Наутро я не узнаю Ниру. Прикрываю глаза, ослепленный ее красотой и пленительной грацией, и она под моим жадным взглядом вспыхивает и закрывает лицо руками.
- Нет, - нежно говорю я, отводя ее руки, - нет, я хочу смотреть на тебя.
И не только смотреть, но говорить об этом бессмысленно, когда впереди вновь – блаженное узнавание, близость, наполненная нежностью и страстью. Даже теперь, спустя несколько часов, Нира уже изменилась. Еще горит на щеках румянец смущения, но она открывается мне все свободнее. Моя, только моя, и осознание, что именно я ввожу ее в мир чувственного наслаждения, пьянит не меньше, чем поцелуи. Сейчас я вообще не могу понять, зачем так долго сдерживался, чего опасался? Нира – моя жена, мы любим друг друга, и впереди у нас – счастливая и долгая жизнь.

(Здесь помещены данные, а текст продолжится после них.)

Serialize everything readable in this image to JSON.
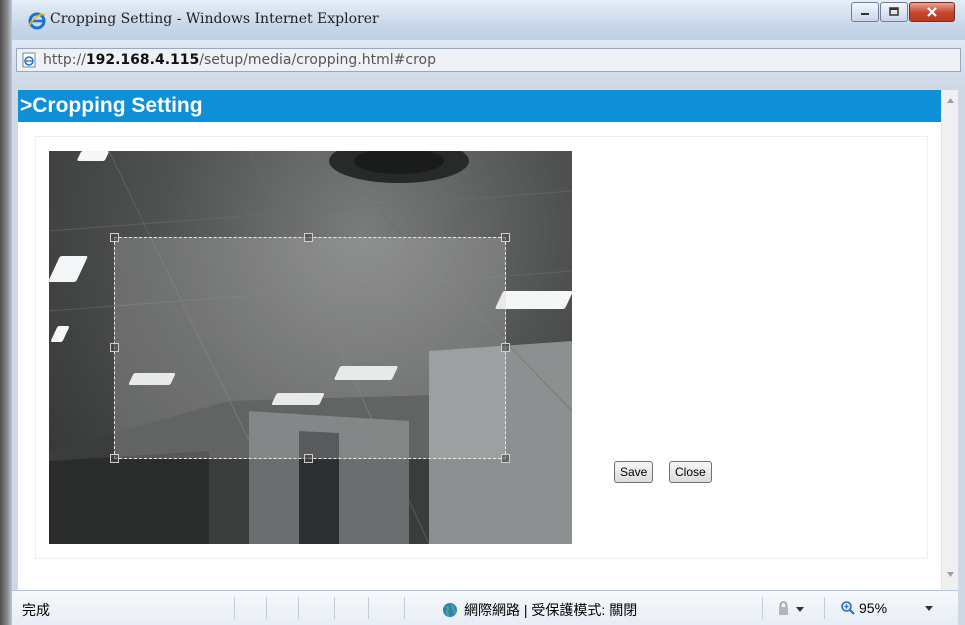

Совенка я предусмотрительно перенес в свою спальню, но, видимо, истосковавшись по хозяйке, он начинает биться в двери. Приходится встать и впустить его. Похоже, у каждого из нас появился требовательный и нахальный спутник. У меня – Бриз, который, давно уже освободившись от роли наставника, стал придворным шутом. У Ниры – совенок, пикирующий прямо на подушку и деловито устраивающийся в ворохе сбитых одеял.

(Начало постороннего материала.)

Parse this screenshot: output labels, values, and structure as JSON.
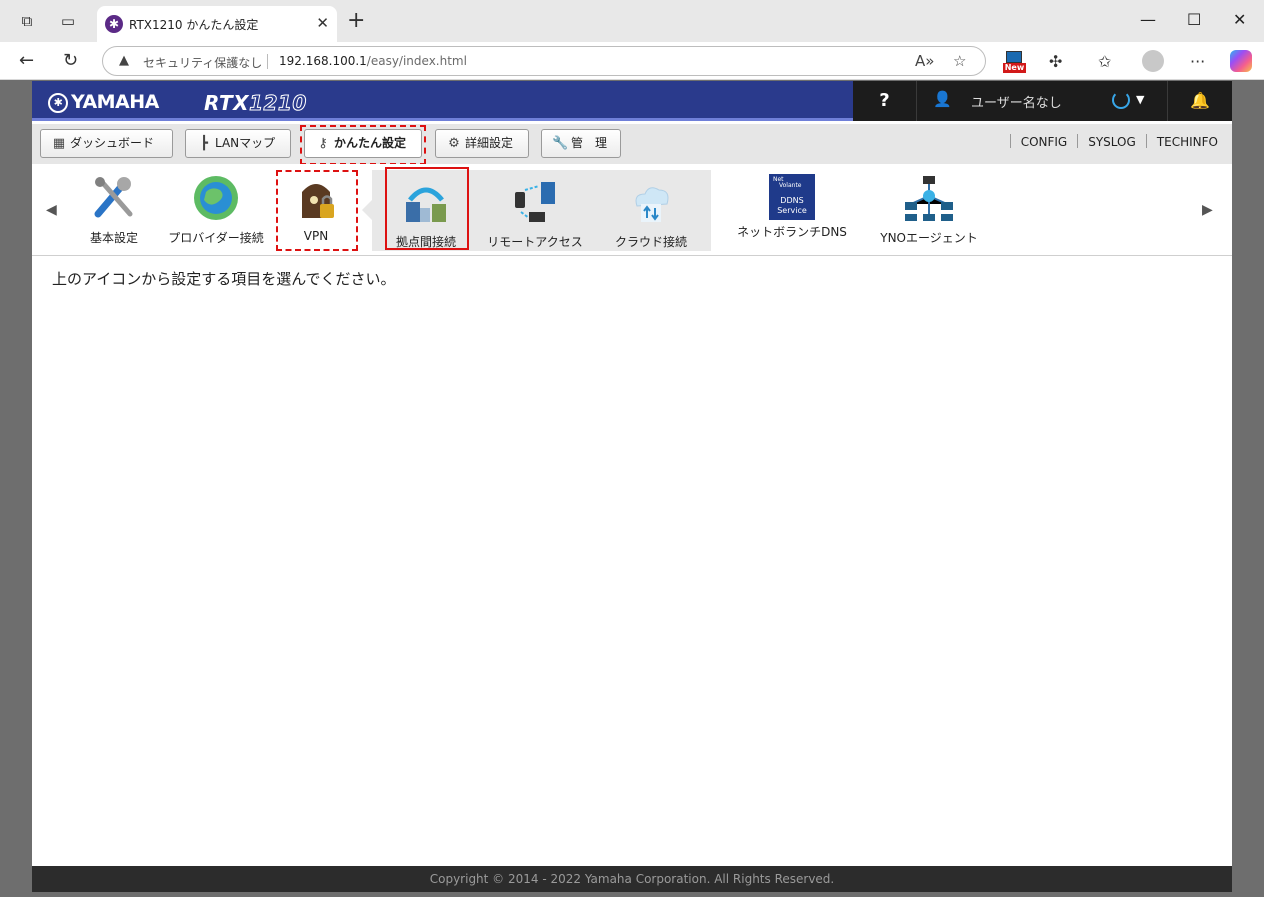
{
  "browser": {
    "tab_title": "RTX1210 かんたん設定",
    "security_label": "セキュリティ保護なし",
    "url_host": "192.168.100.1",
    "url_path": "/easy/index.html",
    "new_badge": "New"
  },
  "header": {
    "brand": "YAMAHA",
    "model_prefix": "RTX",
    "model_suffix": "1210",
    "help": "?",
    "user_name": "ユーザー名なし"
  },
  "menu": {
    "dashboard": "ダッシュボード",
    "lanmap": "LANマップ",
    "easy": "かんたん設定",
    "advanced": "詳細設定",
    "admin": "管　理",
    "links": [
      "CONFIG",
      "SYSLOG",
      "TECHINFO"
    ]
  },
  "icons": {
    "basic": "基本設定",
    "provider": "プロバイダー接続",
    "vpn": "VPN",
    "site": "拠点間接続",
    "remote": "リモートアクセス",
    "cloud": "クラウド接続",
    "netvolante": "ネットボランチDNS",
    "yno": "YNOエージェント",
    "ddns_text1": "Net",
    "ddns_text2": "Volante",
    "ddns_text3": "DDNS",
    "ddns_text4": "Service"
  },
  "message": "上のアイコンから設定する項目を選んでください。",
  "footer": "Copyright © 2014 - 2022 Yamaha Corporation. All Rights Reserved."
}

Мы смеемся, глядя на него, и я с неохотой начинаю собираться. Пора в белую башню. Развертку мира я, в принципе, могу провести и здесь, сразу за домом есть подходящий для этого плоский белый камень, но я пока не хочу делать этого при Нире. Меня не страшит то, что в Нире проснется жадный интерес к той стороне моей сущности, которую она наблюдала лишь издали. Просто пока я поостерегусь оборачиваться, пусть даже сила моя и минимальна. Не рискну, чтобы не повторилась сцена у озера. Может позже я смогу найти баланс и познакомлю ее с тем, что пока скрыто, но не сейчас.
Поэтому я вновь и вновь целую Ниру и торопливо объясняю, что мне нужно идти. Теперь наше расставание – не торопливое бегство, а неспешное, мучительно сладостное прощание, наполненное ласками и улыбками. Я намеренно взбираюсь на башню пешком, чего не делал уже давно. Сегодня мне, как никогда, хочется продлить в себе человеческое: эйфорию, умиротворенность, жар, усталость. На моей коже – тот особый запах любви, который оживляет ночные сцены, от которых вновь закипает кровь.